Eine Fortsetzung zu „Gladiator“ schien lange unmöglich oder zumindest unnötig. Wie sollte die Geschichte schließlich ohne Maximus und Commodus weitergehen? Das verrät uns Ridley Scott ab sofort im Kino.
In der heutigen Zeit würde sich Hollywood kaum trauen, einen Blockbuster mit dem Tod der Hauptfigur enden zu lassen. Das Franchise-Potenzial hat Vorrang, aber nicht immer lässt sich vorhersagen, dass ein Film ein gefeierter Hit wird. „Gladiator“ aus dem Jahr 2000 folgte als moderner Sandalenfilm in den Fußstapfen von „Spartacus“ – ein gewagtes Projekt, das sich auszahlte.

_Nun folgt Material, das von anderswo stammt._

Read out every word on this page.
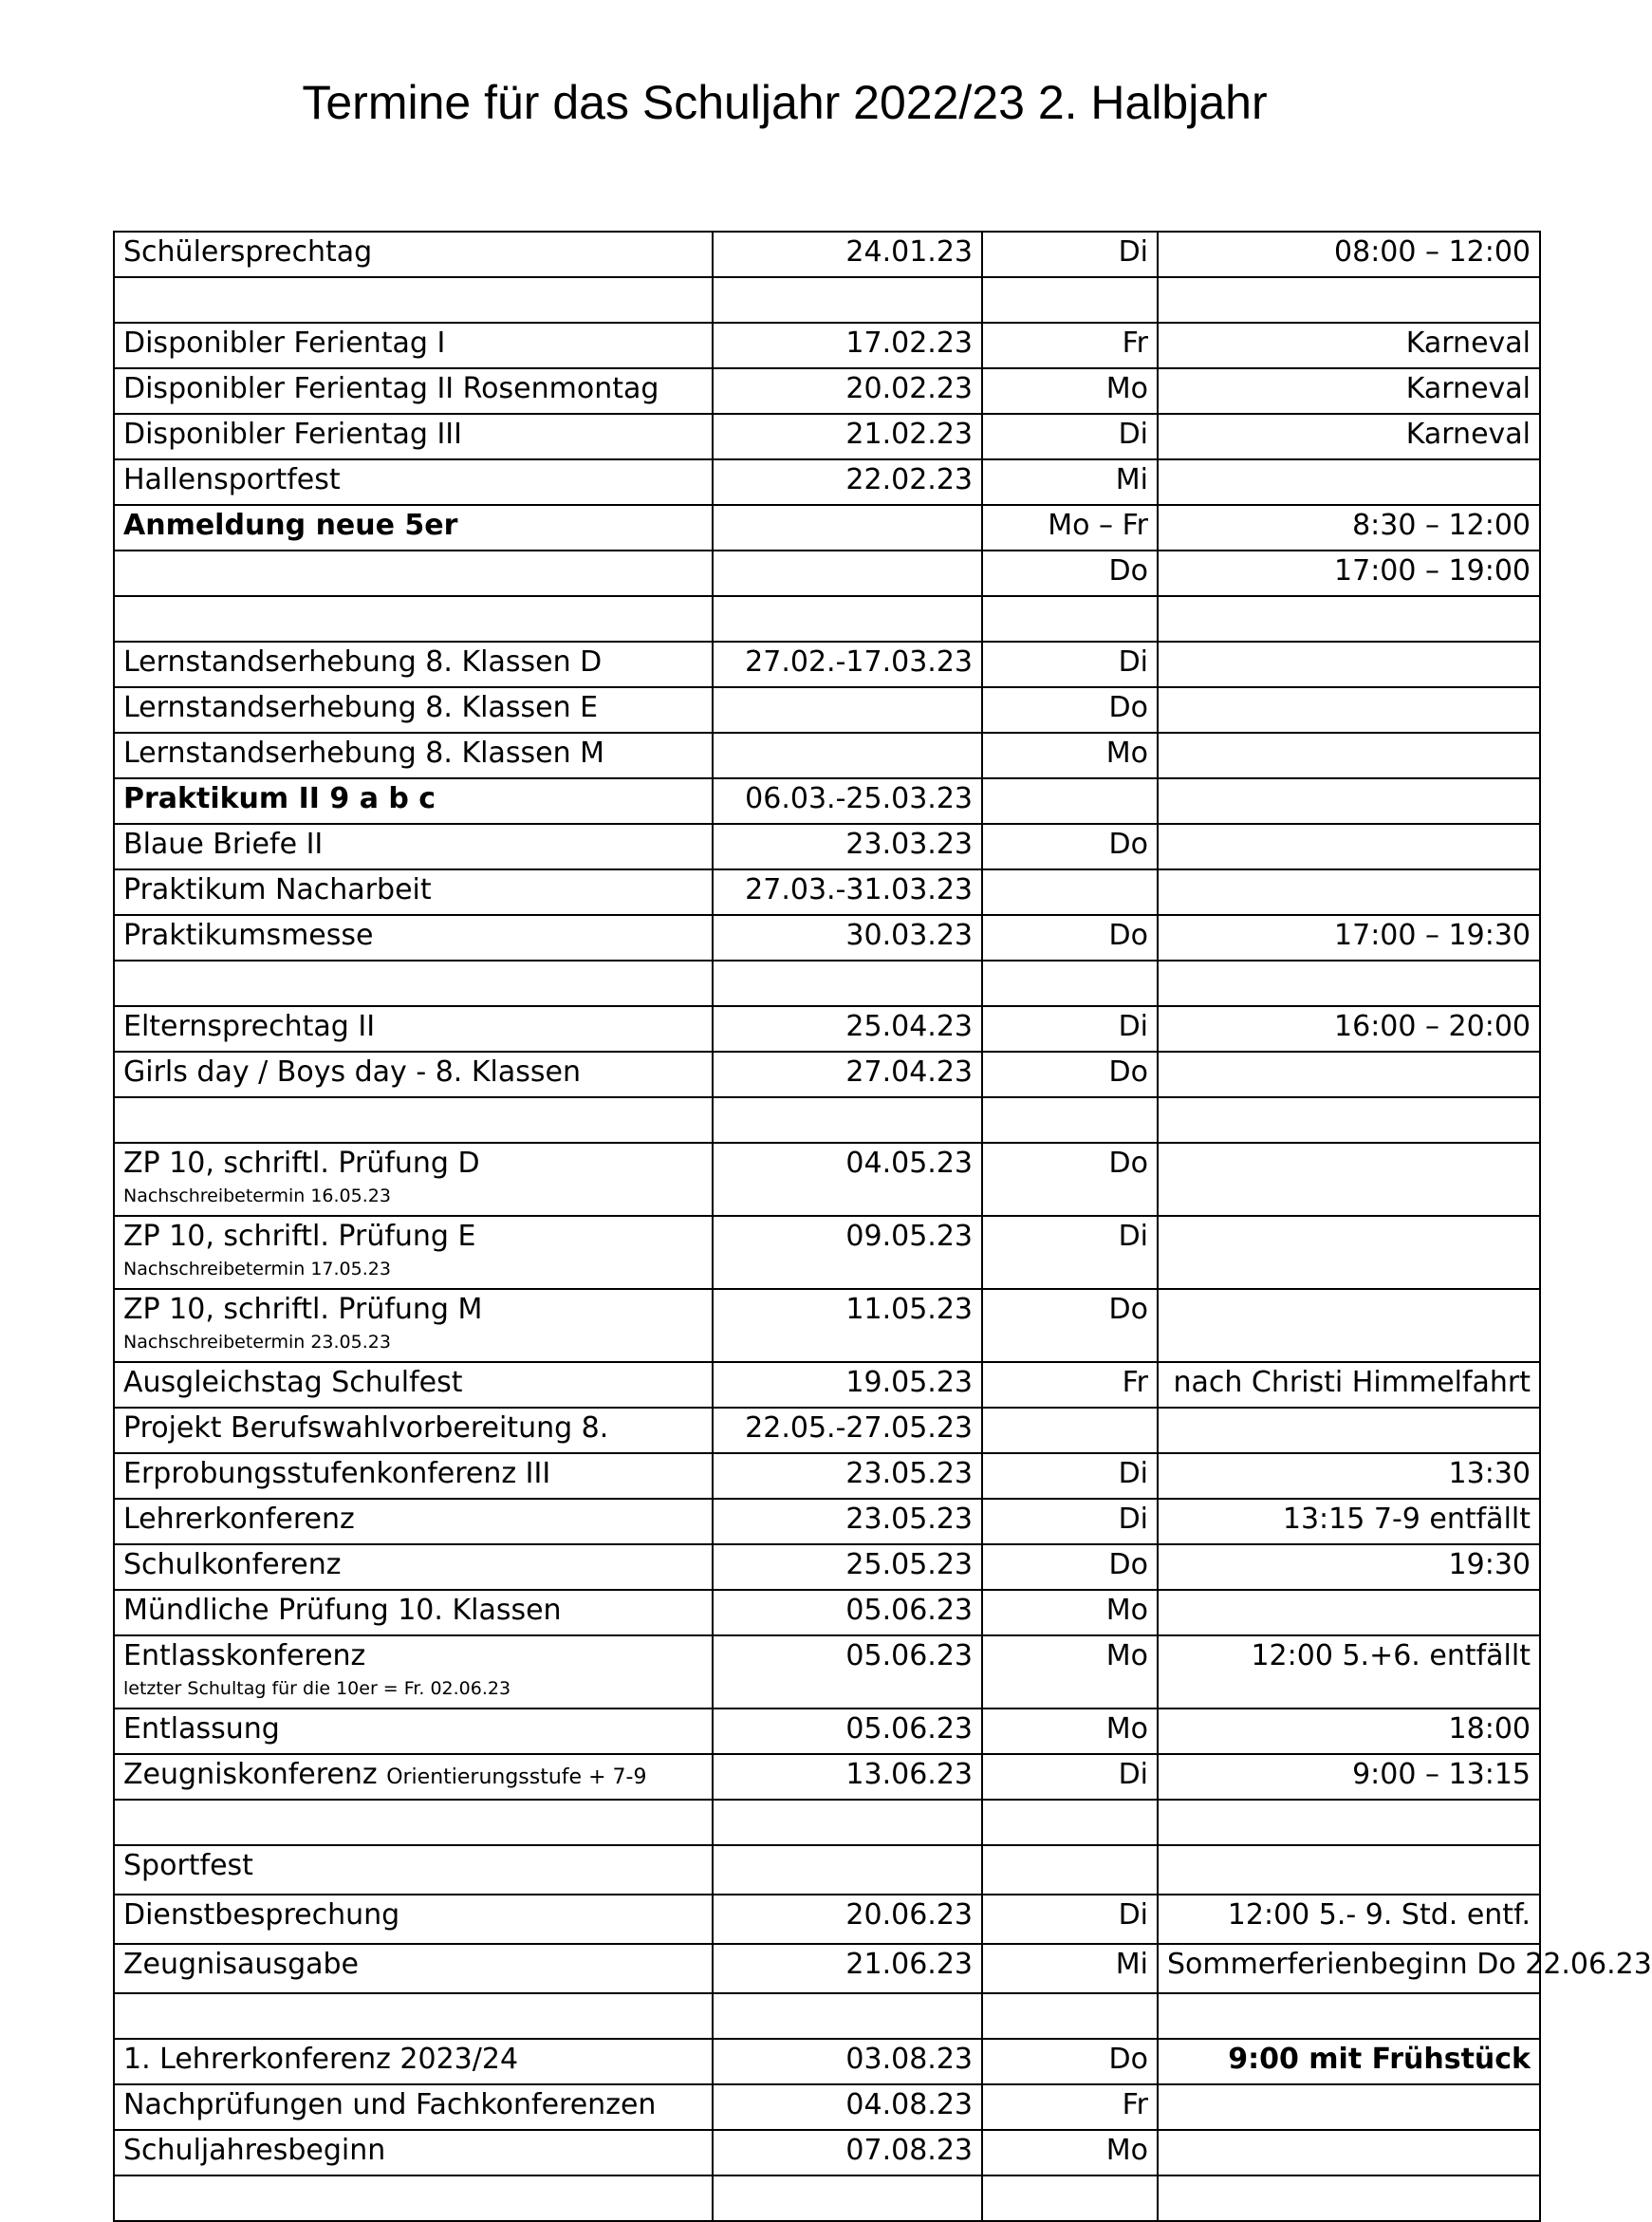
Termine für das Schuljahr 2022/23 2. Halbjahr
Schülersprechtag	24.01.23	Di	08:00 – 12:00

Disponibler Ferientag I	17.02.23	Fr	Karneval
Disponibler Ferientag II Rosenmontag	20.02.23	Mo	Karneval
Disponibler Ferientag III	21.02.23	Di	Karneval
Hallensportfest	22.02.23	Mi	
Anmeldung neue 5er		Mo – Fr	8:30 – 12:00
		Do	17:00 – 19:00

Lernstandserhebung 8. Klassen D	27.02.-17.03.23	Di	
Lernstandserhebung 8. Klassen E		Do	
Lernstandserhebung 8. Klassen M		Mo	
Praktikum II 9 a b c	06.03.-25.03.23		
Blaue Briefe II	23.03.23	Do	
Praktikum Nacharbeit	27.03.-31.03.23		
Praktikumsmesse	30.03.23	Do	17:00 – 19:30

Elternsprechtag II	25.04.23	Di	16:00 – 20:00
Girls day / Boys day - 8. Klassen	27.04.23	Do	

ZP 10, schriftl. Prüfung D
Nachschreibetermin 16.05.23	04.05.23	Do	
ZP 10, schriftl. Prüfung E
Nachschreibetermin 17.05.23	09.05.23	Di	
ZP 10, schriftl. Prüfung M
Nachschreibetermin 23.05.23	11.05.23	Do	
Ausgleichstag Schulfest	19.05.23	Fr	nach Christi Himmelfahrt
Projekt Berufswahlvorbereitung 8.	22.05.-27.05.23		
Erprobungsstufenkonferenz III	23.05.23	Di	13:30
Lehrerkonferenz	23.05.23	Di	13:15 7-9 entfällt
Schulkonferenz	25.05.23	Do	19:30
Mündliche Prüfung 10. Klassen	05.06.23	Mo	
Entlasskonferenz
letzter Schultag für die 10er = Fr. 02.06.23	05.06.23	Mo	12:00 5.+6. entfällt
Entlassung	05.06.23	Mo	18:00
Zeugniskonferenz Orientierungsstufe + 7-9	13.06.23	Di	9:00 – 13:15

Sportfest			
Dienstbesprechung	20.06.23	Di	12:00 5.- 9. Std. entf.
Zeugnisausgabe	21.06.23	Mi	Sommerferienbeginn Do 22.06.23

1. Lehrerkonferenz 2023/24	03.08.23	Do	9:00 mit Frühstück
Nachprüfungen und Fachkonferenzen	04.08.23	Fr	
Schuljahresbeginn	07.08.23	Mo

Die Einnahmen überstiegen 450 Millionen Dollar, und fünf Oscars, darunter der für den besten Film, lösten Begeisterung bei Universal aus, gefolgt von Ernüchterung: Maximus war tot, ebenso wie der böse Kaiser Commodus, gespielt von Joaquin Phoenix.
Der steinige Weg zu „Gladiator 2“
Vor über zehn Jahren beauftragte Russell Crowe den Sänger Nick Cave, ein Drehbuch zu „Gladiator 2“ zu schreiben. Dieses berüchtigte Script, das hier zu lesen ist, gab der Geschichte einen mythologischen Twist. Darin wurde der tote Maximus von den Göttern zurück auf die Erde geschickt. Er sollte einen Jesus-gleichen religiösen Anführer und all seine Anhänger töten, da ihre Popularität die anderen Götter langsam verschwinden ließ. Doch bei dem neuen Aushängeschild des Christentums handelt es sich um Maximus‘ Sohn Lucius, weshalb er seinen Auftrag nicht ausführt. Seine Strafe ist ewiges Leben, wodurch Maximus in jedem Krieg der Geschichte kämpft und am Ende als politischer Berater im Pentagon landet.
Russell Crowe war von diesem wahnwitzigen Ansatz wenig überzeugt, und so lag die Idee einer Fortsetzung lange auf Eis. Schließlich schafften es Drehbuchautor David Scapra, der schon für Ridley Scotts „Napoleon“ verantwortlich war, und „The Batman“-Autor Peter Craig, die Geschichte mit größtenteils neuen Figuren fortzusetzen. Funktioniert das?
Der gleiche Traum von Rom
15 Jahre sind seit Maximus' Tod im Kolosseum vergangen. Er konnte Commodus zwar töten und Rache üben, doch der „Traum von Rom“, von dem Kaiser Marcus Aurelius sprach, blieb unerfüllt. An die Stelle von Commodus traten die Brüder Geta und Caracalla, die die Bürger und den Senat ignorieren und sich stattdessen mit tödlichen Spektakeln unterhalten.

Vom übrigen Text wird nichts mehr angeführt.